[FOM] how would a physicist know that we are not living in a Skolem hull?

[meskew at math.uci.edu]

> Suppose a physicists is using a mathematical theory saying
> that there are an uncountable number of points in space.
>
> In view of Skolem's result, what would such a statement mean really?
> In the universe we are living in are there really an uncountable
> number of points in space, or is it just that reality is constructed
> so that we can never encounter the 1-1 function that counts them? In
> view of qusestions like this, what "good" are statements about the
> number of points in space to a physicist?

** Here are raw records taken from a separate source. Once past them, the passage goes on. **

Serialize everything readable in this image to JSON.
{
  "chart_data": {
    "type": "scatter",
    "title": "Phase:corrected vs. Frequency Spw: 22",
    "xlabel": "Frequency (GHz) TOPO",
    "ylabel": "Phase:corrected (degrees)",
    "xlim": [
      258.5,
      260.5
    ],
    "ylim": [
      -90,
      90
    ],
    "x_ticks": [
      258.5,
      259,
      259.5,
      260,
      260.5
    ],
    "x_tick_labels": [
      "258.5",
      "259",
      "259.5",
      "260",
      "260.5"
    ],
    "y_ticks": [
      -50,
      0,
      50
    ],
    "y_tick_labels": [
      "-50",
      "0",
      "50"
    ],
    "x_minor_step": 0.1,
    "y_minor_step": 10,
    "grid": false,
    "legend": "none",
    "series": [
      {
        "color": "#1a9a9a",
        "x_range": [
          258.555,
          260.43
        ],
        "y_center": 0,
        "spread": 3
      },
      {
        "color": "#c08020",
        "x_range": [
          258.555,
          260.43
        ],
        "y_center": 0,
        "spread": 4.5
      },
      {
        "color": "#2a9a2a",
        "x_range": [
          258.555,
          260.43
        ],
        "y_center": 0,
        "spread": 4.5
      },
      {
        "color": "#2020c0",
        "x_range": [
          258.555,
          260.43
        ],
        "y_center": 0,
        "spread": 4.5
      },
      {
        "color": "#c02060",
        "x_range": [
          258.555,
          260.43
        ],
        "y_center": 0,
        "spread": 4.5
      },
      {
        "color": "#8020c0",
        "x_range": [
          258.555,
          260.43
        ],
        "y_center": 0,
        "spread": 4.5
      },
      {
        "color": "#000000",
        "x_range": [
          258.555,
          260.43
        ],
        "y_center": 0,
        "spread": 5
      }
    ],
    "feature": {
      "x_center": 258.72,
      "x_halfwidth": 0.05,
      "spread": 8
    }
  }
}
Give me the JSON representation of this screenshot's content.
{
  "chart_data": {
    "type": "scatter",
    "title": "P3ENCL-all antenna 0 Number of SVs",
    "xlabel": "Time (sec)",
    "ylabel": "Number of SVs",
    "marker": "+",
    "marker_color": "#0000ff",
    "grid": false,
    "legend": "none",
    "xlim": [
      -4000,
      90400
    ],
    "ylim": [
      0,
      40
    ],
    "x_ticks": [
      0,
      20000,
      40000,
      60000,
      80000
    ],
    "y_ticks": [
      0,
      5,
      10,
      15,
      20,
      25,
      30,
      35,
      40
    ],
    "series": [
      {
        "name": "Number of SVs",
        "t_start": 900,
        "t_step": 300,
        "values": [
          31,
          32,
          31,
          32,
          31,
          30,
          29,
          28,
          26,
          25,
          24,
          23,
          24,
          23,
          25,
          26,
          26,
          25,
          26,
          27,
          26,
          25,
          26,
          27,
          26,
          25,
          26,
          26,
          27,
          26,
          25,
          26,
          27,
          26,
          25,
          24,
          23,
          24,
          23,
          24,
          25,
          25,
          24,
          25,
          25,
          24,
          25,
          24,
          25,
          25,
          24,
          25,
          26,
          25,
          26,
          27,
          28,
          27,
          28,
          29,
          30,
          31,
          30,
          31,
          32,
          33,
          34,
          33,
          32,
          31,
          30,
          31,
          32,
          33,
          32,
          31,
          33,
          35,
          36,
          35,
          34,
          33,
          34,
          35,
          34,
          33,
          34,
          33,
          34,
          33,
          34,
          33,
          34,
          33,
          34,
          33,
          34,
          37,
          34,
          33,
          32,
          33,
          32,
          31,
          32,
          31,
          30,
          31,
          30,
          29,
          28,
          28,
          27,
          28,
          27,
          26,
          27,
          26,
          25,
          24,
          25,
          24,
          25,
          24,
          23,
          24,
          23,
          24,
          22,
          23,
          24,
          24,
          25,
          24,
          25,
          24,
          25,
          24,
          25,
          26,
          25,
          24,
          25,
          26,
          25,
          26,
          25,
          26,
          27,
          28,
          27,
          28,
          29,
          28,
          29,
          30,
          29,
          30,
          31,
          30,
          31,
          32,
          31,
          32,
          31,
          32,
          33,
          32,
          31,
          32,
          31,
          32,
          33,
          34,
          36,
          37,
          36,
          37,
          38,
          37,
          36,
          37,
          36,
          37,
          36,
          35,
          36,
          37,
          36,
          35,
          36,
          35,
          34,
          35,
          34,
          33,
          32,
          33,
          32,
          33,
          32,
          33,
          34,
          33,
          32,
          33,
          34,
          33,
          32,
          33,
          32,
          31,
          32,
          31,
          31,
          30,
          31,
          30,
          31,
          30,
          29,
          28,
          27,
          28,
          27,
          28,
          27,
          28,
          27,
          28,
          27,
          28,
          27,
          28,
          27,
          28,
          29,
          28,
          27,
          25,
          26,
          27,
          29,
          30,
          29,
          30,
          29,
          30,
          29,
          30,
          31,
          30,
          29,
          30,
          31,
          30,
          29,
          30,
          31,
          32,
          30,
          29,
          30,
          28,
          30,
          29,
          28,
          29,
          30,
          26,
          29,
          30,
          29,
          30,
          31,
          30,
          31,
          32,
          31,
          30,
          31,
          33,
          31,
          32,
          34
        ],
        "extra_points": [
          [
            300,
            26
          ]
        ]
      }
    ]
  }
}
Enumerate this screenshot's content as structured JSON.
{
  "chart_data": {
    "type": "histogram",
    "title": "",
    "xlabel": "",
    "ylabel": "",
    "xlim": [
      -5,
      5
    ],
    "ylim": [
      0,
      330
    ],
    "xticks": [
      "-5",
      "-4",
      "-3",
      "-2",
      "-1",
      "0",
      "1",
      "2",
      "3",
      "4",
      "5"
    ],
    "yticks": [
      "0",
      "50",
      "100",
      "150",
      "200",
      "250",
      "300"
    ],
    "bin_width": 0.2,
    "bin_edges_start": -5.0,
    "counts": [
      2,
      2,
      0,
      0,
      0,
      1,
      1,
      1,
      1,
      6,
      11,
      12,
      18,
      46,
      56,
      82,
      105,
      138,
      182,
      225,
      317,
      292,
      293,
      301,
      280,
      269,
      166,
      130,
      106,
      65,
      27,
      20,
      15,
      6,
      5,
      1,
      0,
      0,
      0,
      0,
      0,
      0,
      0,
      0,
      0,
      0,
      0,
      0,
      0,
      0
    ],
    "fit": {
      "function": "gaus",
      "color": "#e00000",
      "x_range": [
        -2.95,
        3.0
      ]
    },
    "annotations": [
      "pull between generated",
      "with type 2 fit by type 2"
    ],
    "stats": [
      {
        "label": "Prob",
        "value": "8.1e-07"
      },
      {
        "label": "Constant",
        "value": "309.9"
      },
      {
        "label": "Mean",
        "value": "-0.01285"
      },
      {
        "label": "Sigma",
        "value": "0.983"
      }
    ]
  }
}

What experiment could
> convince us about the number of points in space being
> countable/uncountable?

I hope this answer is not too glib.  If the physicist believes the theory
that implies there are uncountably many points in space, then this by
itself should convince her that there are uncountably many points in
space.  Now how does she defeat Skolem's paradox?  Say our universe is V. 
The hypothesis that in some larger universe W the set of spatial points of
V is countable, means in particular that *there is* some enumeration of
the set of spatial points of V.  But the physicist's theory was not about
some "V", just "space", "functions", "points", etc.  In other words there
were no restrictions on the quantifiers to some subclass; the theory just
talks about what exists, period.  So the physicist just applies the
theorem that says if f is a function from natural numbers to spatial
points, then *there is* a point not in the range of f.  The question, "But
is this point in our universe?" doesn't really make sense-- it exists, so
yes it exists.  This is what the theory tells us.

Monroe